Studio album by Antique
- Released: November 10, 2002
- Recorded: 2001–2002
- Genres: Modern laïka; pop; dance;
- Length: 49:57
- Label: V2
- Producers: Chippe & Wiz; Alex Papaconstantinou; Takis Damaskhis; Nicke;

Antique chronology
| Dance: Re-mixes + Videos (2002) | Alli Mia Fora (2002) | Collector's Edition (2003) |

Singles from Antique
- "Alli Mia Fora"; "Moro Mou"; "Why";

= Alli Mia Fora (Antique album) =

Alli Mia Fora (Greek: Άλλη μια φορά; One More Time) is the third album by Greek musical group Antique. The album was released in November 2002 by V2 Records and it became gold in Greece, their first album to do so. In 2003, many of the songs from this album were included in English on their Swedish release titled Blue Love.

== Track listing ==

| No. | Title | Writer(s) | Producer(s) | Length |
|---|---|---|---|---|
| 1. | "Moro Mou" (Μωρό Μου; My baby) | Dimitris "Funkyfly" Stamatiou | Chippe & Wiz, Alex Papaconstantinou | 3:23 |
| 2. | "Ela 'Do (Come 2 Me)" (Έλα 'Δω; Come here) | Alex Papaconstantinou, Andreas Unge | Chippe & Wiz, Papaconstantinou | 3:24 |
| 3. | "'Alli Mia Fora" ('Άλλη Μια Φορά; One more time) | Takis Damashis | Takis Damashis | 3:52 |
| 4. | "Tora Tora" (Τώρα Τώρα; Now now) | Haris Halkitis, Argiris Koulouris, Vaggelis Karatzanos | Chippe & Wiz, Papaconstantinou | 4:08 |
| 5. | "Girna Ksana" (Γύρνα Ξανά; Return again) | Halkitis, Koulouris, Andreas Bonatsos | Chippe & Wiz, Papaconstantinou | 4:00 |
| 6. | "Kardia Mou" (Καρδιά Μου; My heart) | Toni Mavridis, Elena Paparizou | Chippe & Wiz | 4:26 |
| 7. | "Pes Mou" (Πες Μου; Tell me) | Panos Tsapanidis | Chippe & Wizz | 4:12 |
| 8. | "Moiazoume" (Μοιάζουμε; We are alike) | Damashis, Ilias Filippou | Damashis | 3:56 |
| 9. | "Den M' Agapas" (Δεν Μ' Αγαπάς; You don't love me) | Chippe Carlsson, Halkitis, Natalia Germanou | Chippe & Wizz | 5:13 |
| 10. | "Ti Sou 'Dosa, Ti Mou 'Doses" (Τι Σου 'Δωσα, Τι Μου 'Δωσες; What I gave you, What you gave me) | Damashis, Nikos Vaksavanelis | Chippe, Damashis | 3:46 |
| 11. | "Pou Eisai Matia Mou" (Που Είσαι Μάτια Μου; Where are you my eyes) | Antonis Skokos, Nikos Sarris | Chippe & Wiz | 4:22 |
| 12. | "Anoihti Pligi (Why?)" (Ανοιχτή Πληγή; Open wound) | Chippe Carlsson, Niclas Olausson, Niklas Lundqvist, Elena Paparizou, Antonis Pappas | Chippe & Nicke & Wiz | 4:46 |

==Singles==
"Alli Mia Fora"
The first single from the album was "Alli Mia Fora". The music video was directed by Kostas Kapetanidis.

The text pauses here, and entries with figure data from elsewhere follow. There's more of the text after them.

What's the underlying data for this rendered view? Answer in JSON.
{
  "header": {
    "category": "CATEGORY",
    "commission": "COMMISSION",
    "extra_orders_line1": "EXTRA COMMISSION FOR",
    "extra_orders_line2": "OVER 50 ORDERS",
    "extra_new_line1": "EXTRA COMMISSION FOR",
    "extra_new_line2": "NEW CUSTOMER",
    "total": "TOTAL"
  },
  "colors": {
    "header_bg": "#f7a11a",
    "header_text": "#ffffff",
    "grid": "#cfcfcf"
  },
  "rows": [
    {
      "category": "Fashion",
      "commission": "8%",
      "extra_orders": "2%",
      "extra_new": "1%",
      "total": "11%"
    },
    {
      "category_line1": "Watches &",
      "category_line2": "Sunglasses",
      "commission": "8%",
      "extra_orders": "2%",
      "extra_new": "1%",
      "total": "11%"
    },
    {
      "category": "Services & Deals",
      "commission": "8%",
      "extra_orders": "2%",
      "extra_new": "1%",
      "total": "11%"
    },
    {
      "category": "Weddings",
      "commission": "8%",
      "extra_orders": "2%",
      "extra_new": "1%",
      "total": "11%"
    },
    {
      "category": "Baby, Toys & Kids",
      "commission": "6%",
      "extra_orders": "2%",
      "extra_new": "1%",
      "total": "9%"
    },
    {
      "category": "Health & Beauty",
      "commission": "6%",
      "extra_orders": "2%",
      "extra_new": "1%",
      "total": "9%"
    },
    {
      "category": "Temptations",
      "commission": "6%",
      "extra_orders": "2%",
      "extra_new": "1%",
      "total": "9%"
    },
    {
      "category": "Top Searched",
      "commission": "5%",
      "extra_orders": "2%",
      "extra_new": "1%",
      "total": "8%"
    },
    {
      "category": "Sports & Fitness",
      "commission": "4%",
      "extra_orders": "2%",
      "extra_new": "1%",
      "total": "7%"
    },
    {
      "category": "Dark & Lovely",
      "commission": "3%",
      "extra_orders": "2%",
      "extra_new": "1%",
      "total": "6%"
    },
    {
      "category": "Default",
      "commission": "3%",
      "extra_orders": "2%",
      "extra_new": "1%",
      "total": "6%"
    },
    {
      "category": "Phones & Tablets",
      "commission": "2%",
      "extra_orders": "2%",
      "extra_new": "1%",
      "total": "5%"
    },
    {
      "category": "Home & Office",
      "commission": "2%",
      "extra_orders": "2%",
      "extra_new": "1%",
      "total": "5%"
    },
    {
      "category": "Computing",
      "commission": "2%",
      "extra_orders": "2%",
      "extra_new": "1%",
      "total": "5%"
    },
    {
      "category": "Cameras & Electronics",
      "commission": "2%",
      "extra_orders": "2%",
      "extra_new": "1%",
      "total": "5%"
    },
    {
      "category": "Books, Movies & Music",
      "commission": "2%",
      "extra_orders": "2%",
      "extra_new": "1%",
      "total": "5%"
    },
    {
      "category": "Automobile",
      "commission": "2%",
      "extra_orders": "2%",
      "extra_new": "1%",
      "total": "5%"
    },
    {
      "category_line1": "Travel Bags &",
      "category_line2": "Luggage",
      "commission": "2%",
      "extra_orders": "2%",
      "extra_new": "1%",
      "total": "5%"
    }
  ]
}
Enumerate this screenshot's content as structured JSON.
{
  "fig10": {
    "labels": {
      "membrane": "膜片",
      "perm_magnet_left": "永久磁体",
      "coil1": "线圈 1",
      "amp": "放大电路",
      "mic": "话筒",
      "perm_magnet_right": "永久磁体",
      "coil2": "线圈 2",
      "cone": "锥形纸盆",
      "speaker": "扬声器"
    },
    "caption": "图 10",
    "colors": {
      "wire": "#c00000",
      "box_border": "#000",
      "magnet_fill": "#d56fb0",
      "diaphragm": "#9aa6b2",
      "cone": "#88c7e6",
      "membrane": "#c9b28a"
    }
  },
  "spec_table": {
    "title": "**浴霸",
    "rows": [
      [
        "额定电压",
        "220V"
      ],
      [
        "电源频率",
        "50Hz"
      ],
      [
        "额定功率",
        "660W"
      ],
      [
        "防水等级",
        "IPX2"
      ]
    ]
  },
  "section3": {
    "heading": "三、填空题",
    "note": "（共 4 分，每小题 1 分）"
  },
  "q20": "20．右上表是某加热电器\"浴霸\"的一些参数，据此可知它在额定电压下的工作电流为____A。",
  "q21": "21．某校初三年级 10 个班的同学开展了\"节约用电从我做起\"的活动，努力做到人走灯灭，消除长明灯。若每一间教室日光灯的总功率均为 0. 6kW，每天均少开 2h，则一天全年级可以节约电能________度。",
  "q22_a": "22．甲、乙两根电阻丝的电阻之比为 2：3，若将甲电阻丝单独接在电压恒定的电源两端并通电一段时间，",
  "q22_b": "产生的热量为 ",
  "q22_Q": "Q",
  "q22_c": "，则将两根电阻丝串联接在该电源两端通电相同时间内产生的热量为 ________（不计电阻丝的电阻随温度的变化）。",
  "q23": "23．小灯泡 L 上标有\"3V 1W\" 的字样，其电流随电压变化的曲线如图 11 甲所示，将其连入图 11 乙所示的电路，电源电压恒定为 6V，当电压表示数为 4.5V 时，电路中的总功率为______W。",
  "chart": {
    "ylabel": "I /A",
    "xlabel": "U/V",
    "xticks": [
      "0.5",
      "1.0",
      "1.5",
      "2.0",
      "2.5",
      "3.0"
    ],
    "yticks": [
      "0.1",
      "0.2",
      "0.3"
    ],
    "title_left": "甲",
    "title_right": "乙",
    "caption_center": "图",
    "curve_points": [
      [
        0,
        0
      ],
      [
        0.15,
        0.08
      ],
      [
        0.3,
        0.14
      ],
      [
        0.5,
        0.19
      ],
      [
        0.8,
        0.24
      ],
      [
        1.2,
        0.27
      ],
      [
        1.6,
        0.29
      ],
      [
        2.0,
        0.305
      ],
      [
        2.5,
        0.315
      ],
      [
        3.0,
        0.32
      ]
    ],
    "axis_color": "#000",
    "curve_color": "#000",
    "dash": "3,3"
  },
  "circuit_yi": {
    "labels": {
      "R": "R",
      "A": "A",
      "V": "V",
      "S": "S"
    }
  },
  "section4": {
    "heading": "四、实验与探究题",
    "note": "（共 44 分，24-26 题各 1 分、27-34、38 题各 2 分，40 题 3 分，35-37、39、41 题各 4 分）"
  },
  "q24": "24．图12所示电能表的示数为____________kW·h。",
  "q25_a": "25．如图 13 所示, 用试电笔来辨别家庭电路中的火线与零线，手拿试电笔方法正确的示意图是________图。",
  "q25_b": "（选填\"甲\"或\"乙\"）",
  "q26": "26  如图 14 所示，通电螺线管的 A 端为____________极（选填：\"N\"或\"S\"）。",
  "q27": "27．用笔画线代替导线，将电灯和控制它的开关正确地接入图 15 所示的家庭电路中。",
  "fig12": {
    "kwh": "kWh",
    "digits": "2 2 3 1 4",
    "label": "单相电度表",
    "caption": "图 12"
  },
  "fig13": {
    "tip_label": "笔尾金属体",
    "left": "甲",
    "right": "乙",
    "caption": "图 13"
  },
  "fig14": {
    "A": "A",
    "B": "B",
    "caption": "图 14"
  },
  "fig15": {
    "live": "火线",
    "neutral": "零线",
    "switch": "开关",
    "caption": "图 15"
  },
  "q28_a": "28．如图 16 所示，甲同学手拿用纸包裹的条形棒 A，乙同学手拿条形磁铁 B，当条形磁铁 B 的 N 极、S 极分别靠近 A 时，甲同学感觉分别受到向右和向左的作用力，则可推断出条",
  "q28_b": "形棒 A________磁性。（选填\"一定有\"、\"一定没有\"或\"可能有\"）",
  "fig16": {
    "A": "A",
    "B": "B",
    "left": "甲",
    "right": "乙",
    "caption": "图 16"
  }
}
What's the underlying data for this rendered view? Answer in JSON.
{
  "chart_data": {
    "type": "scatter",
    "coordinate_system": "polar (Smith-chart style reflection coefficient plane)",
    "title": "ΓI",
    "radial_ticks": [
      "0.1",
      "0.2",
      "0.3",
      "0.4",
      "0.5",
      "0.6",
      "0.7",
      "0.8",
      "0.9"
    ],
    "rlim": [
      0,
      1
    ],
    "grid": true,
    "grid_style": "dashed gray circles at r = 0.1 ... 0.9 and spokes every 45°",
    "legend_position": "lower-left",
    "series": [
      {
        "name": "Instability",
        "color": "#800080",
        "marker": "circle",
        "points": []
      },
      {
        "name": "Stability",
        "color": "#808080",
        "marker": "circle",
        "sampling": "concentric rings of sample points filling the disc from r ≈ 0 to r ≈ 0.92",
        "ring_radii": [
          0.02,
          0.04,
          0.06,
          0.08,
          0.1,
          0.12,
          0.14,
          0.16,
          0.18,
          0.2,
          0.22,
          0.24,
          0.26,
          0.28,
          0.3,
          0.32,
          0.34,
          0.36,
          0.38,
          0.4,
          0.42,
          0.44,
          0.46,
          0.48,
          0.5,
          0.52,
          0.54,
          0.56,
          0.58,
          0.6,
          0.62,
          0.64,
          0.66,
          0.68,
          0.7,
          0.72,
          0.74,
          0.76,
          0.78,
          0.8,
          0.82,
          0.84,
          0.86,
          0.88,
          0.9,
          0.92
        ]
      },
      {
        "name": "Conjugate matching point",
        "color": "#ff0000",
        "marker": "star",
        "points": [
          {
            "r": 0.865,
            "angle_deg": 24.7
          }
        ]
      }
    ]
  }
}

It was released as an English version called "Time to Say Goodbye" on their follow-up album Blue Love

"Moro Mou"
The second single from the album was "Moro Mou". A mixed Greek and English version was released from Blue Love called "Moro Mou (My Baby)".